Spiegel examined Sybil and discovered that she was highly hypnotizable. Spiegel used Sybil for a number of studies and as a demonstration case in his classes on hypnosis at Columbia. He developed a rapport with Sybil and became a surrogate therapist when Wilbur was unavailable. During one of his regression studies, Sybil asked Spiegel, "Well, do you want me to be Helen?" According to Spiegel, Sybil told her that "Helen" was "a name Dr. Wilbur gave me for this feeling." Spiegel believed that Wilbur "was helping her identify aspects of her life, or perspectives, that she then called by name. By naming them this way, she was reifying a memory of some kind and converting it into a 'personality.'" Spiegel saw Sybil's "personalities" as game-playing.

Spiegel recalled that Wilbur later came to him with author Flora Rheta Schreiber and asked him to co-author the book with them. In the course of the discussion, they told him that they would be calling Sybil a "multiple personality." Spiegel recalls telling them, "But she's not a multiple personality!" When Spiegel told Wilbur and Schreiber that it would not be accurate to call Sybil a multiple personality, and that it was not at all consistent with what he knew about her, Spiegel recalled that "Schreiber then got in a huff" and said, "But if we don't call it a multiple personality, we don't have a book!
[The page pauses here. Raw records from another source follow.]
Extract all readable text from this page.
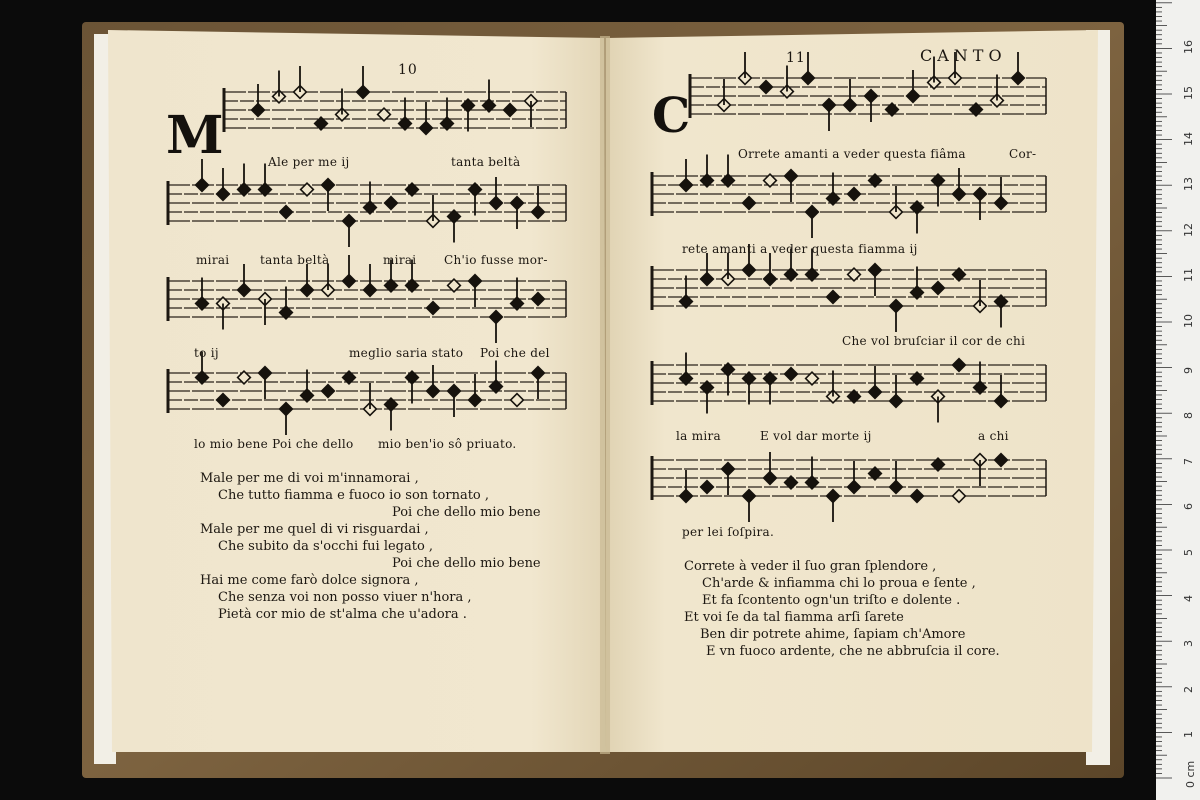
10
M	Ale per me ij	tanta beltà
mirai	tanta beltà	mirai Ch'io fusse mor-
to ij	meglio saria stato Poi che del
lo mio bene Poi che dello mio ben'io sô priuato.
Male per me di voi m'innamorai ,
Che tutto fiamma e fuoco io son tornato ,
Poi che dello mio bene
Male per me quel di vi risguardai ,
Che subito da s'occhi fui legato ,
Poi che dello mio bene
Hai me come farò dolce signora ,
Che senza voi non posso viuer n'hora ,
Pietà cor mio de st'alma che u'adora .
11	CANTO
C
Orrete amanti a veder questa fiâma	Cor-
rete amanti a veder questa fiamma ij
Che vol bruſciar il cor de chi
la mira	E vol dar morte ij	a chi
per lei ſoſpira.
Correte à veder il ſuo gran ſplendore ,
Ch'arde & infiamma chi lo proua e ſente ,
Et fa ſcontento ogn'un triſto e dolente .
Et voi ſe da tal fiamma arſi ſarete
Ben dir potrete ahime, ſapiam ch'Amore
E vn fuoco ardente, che ne abbruſcia il core.
0 cm
1
2
3
4
5
6
7
8
9
10
11
12
13
14
15
16
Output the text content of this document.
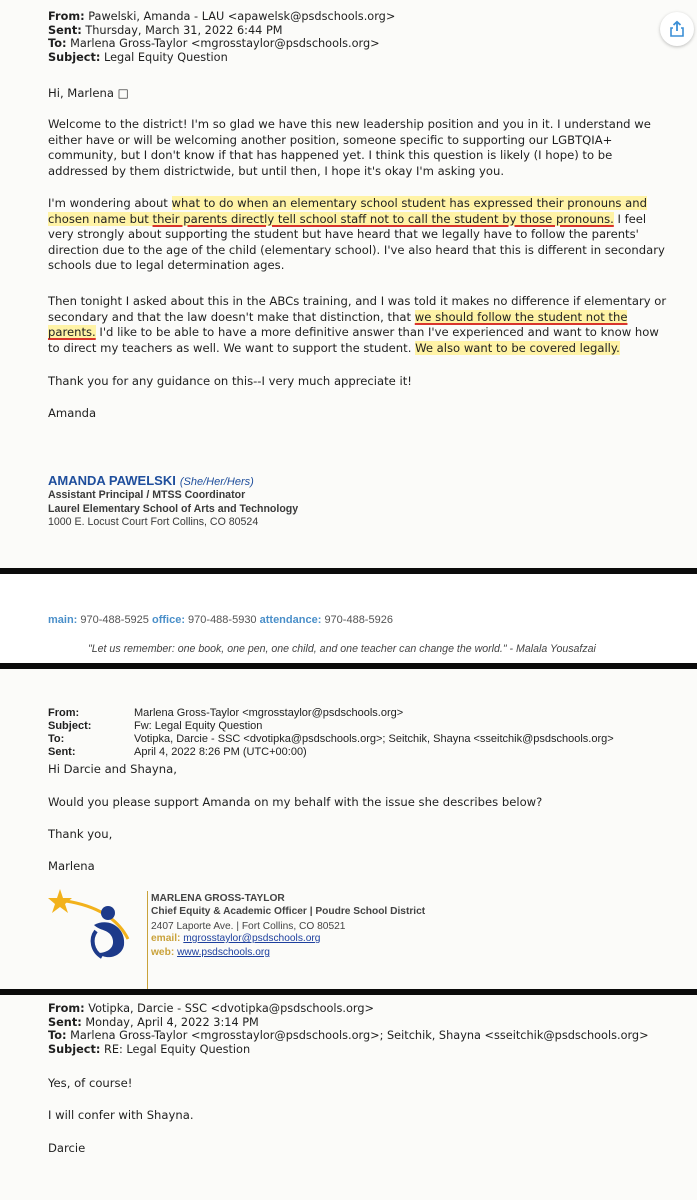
From: Pawelski, Amanda - LAU <apawelsk@psdschools.org>
Sent: Thursday, March 31, 2022 6:44 PM
To: Marlena Gross-Taylor <mgrosstaylor@psdschools.org>
Subject: Legal Equity Question

Hi, Marlena □

Welcome to the district! I'm so glad we have this new leadership position and you in it. I understand we either have or will be welcoming another position, someone specific to supporting our LGBTQIA+ community, but I don't know if that has happened yet. I think this question is likely (I hope) to be addressed by them districtwide, but until then, I hope it's okay I'm asking you.

I'm wondering about what to do when an elementary school student has expressed their pronouns and chosen name but their parents directly tell school staff not to call the student by those pronouns. I feel very strongly about supporting the student but have heard that we legally have to follow the parents' direction due to the age of the child (elementary school). I've also heard that this is different in secondary schools due to legal determination ages.

Then tonight I asked about this in the ABCs training, and I was told it makes no difference if elementary or secondary and that the law doesn't make that distinction, that we should follow the student not the parents. I'd like to be able to have a more definitive answer than I've experienced and want to know how to direct my teachers as well. We want to support the student. We also want to be covered legally.

Thank you for any guidance on this--I very much appreciate it!

Amanda

AMANDA PAWELSKI (She/Her/Hers)
Assistant Principal / MTSS Coordinator
Laurel Elementary School of Arts and Technology
1000 E. Locust Court Fort Collins, CO 80524
main: 970-488-5925 office: 970-488-5930 attendance: 970-488-5926
"Let us remember: one book, one pen, one child, and one teacher can change the world." - Malala Yousafzai
From:	Marlena Gross-Taylor <mgrosstaylor@psdschools.org>
Subject:	Fw: Legal Equity Question
To:	Votipka, Darcie - SSC <dvotipka@psdschools.org>; Seitchik, Shayna <sseitchik@psdschools.org>
Sent:	April 4, 2022 8:26 PM (UTC+00:00)

Hi Darcie and Shayna,

Would you please support Amanda on my behalf with the issue she describes below?

Thank you,

Marlena

MARLENA GROSS-TAYLOR
Chief Equity & Academic Officer | Poudre School District
2407 Laporte Ave. | Fort Collins, CO 80521
email: mgrosstaylor@psdschools.org
web: www.psdschools.org
From: Votipka, Darcie - SSC <dvotipka@psdschools.org>
Sent: Monday, April 4, 2022 3:14 PM
To: Marlena Gross-Taylor <mgrosstaylor@psdschools.org>; Seitchik, Shayna <sseitchik@psdschools.org>
Subject: RE: Legal Equity Question

Yes, of course!

I will confer with Shayna.

Darcie
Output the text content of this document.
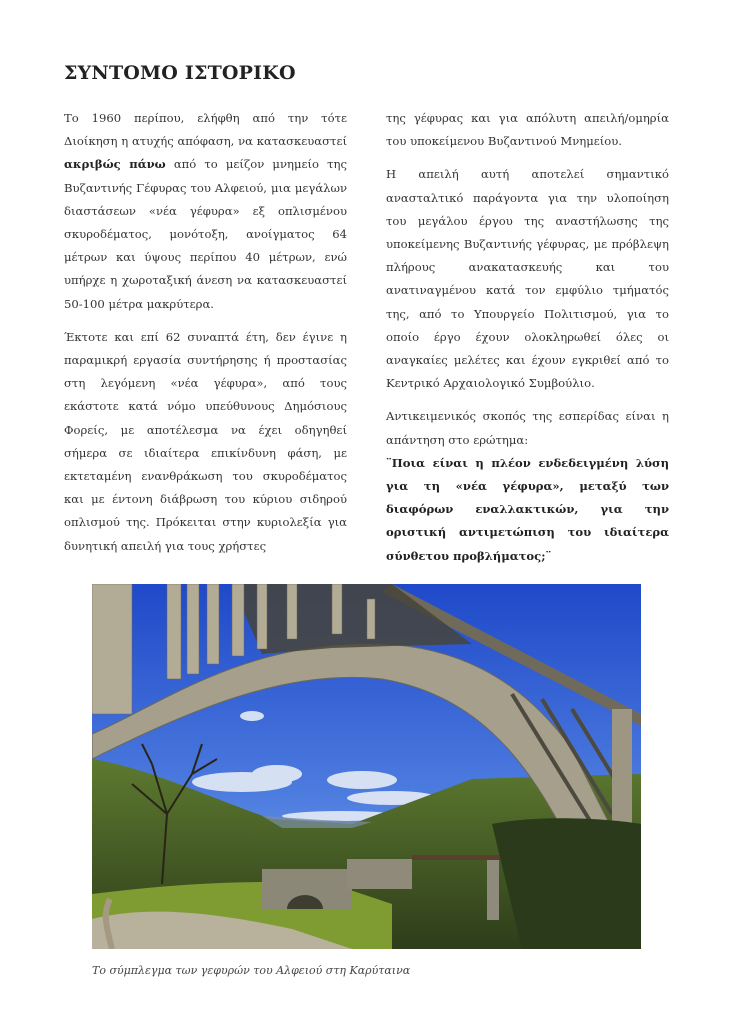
ΣΥΝΤΟΜΟ ΙΣΤΟΡΙΚΟ

Το 1960 περίπου, ελήφθη από την τότε Διοίκηση η ατυχής απόφαση, να κατασκευαστεί ακριβώς πάνω από το μείζον μνημείο της Βυζαντινής Γέφυρας του Αλφειού, μια μεγάλων διαστάσεων «νέα γέφυρα» εξ οπλισμένου σκυροδέματος, μονότοξη, ανοίγματος 64 μέτρων και ύψους περίπου 40 μέτρων, ενώ υπήρχε η χωροταξική άνεση να κατασκευαστεί 50-100 μέτρα μακρύτερα.

Έκτοτε και επί 62 συναπτά έτη, δεν έγινε η παραμικρή εργασία συντήρησης ή προστασίας στη λεγόμενη «νέα γέφυρα», από τους εκάστοτε κατά νόμο υπεύθυνους Δημόσιους Φορείς, με αποτέλεσμα να έχει οδηγηθεί σήμερα σε ιδιαίτερα επικίνδυνη φάση, με εκτεταμένη ενανθράκωση του σκυροδέματος και με έντονη διάβρωση του κύριου σιδηρού οπλισμού της. Πρόκειται στην κυριολεξία για δυνητική απειλή για τους χρήστες

της γέφυρας και για απόλυτη απειλή/ομηρία του υποκείμενου Βυζαντινού Μνημείου.

Η απειλή αυτή αποτελεί σημαντικό ανασταλτικό παράγοντα για την υλοποίηση του μεγάλου έργου της αναστήλωσης της υποκείμενης Βυζαντινής γέφυρας, με πρόβλεψη πλήρους ανακατασκευής και του ανατιναγμένου κατά τον εμφύλιο τμήματός της, από το Υπουργείο Πολιτισμού, για το οποίο έργο έχουν ολοκληρωθεί όλες οι αναγκαίες μελέτες και έχουν εγκριθεί από το Κεντρικό Αρχαιολογικό Συμβούλιο.

Αντικειμενικός σκοπός της εσπερίδας είναι η απάντηση στο ερώτημα:

¨Ποια είναι η πλέον ενδεδειγμένη λύση για τη «νέα γέφυρα», μεταξύ των διαφόρων εναλλακτικών, για την οριστική αντιμετώπιση του ιδιαίτερα σύνθετου προβλήματος;¨

Το σύμπλεγμα των γεφυρών του Αλφειού στη Καρύταινα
The publishers want it to be that, otherwise it won't sell!" Spiegel declined to have any involvement in the book and later made public his view that the popularization of the "Sybil" multiple-personality story was "an embarrassing phase of American psychiatry."

Wilbur's diagnosis of multiple personality disorder was later challenged by critics who suggested that Wilbur "had encouraged the woman's behavior."

===Writer===
Spiegel was the author of several published works. These include:
- "Trance and Treatment: Clinical Uses of Hypnosis," co-authored with his son, David Spiegel, M.D.
- "War stress and neurotic illness," co-authored with Abram Kardiner

===Death===
Spiegel died in December 2009 at age 95. He died in his sleep in his Manhattan apartment.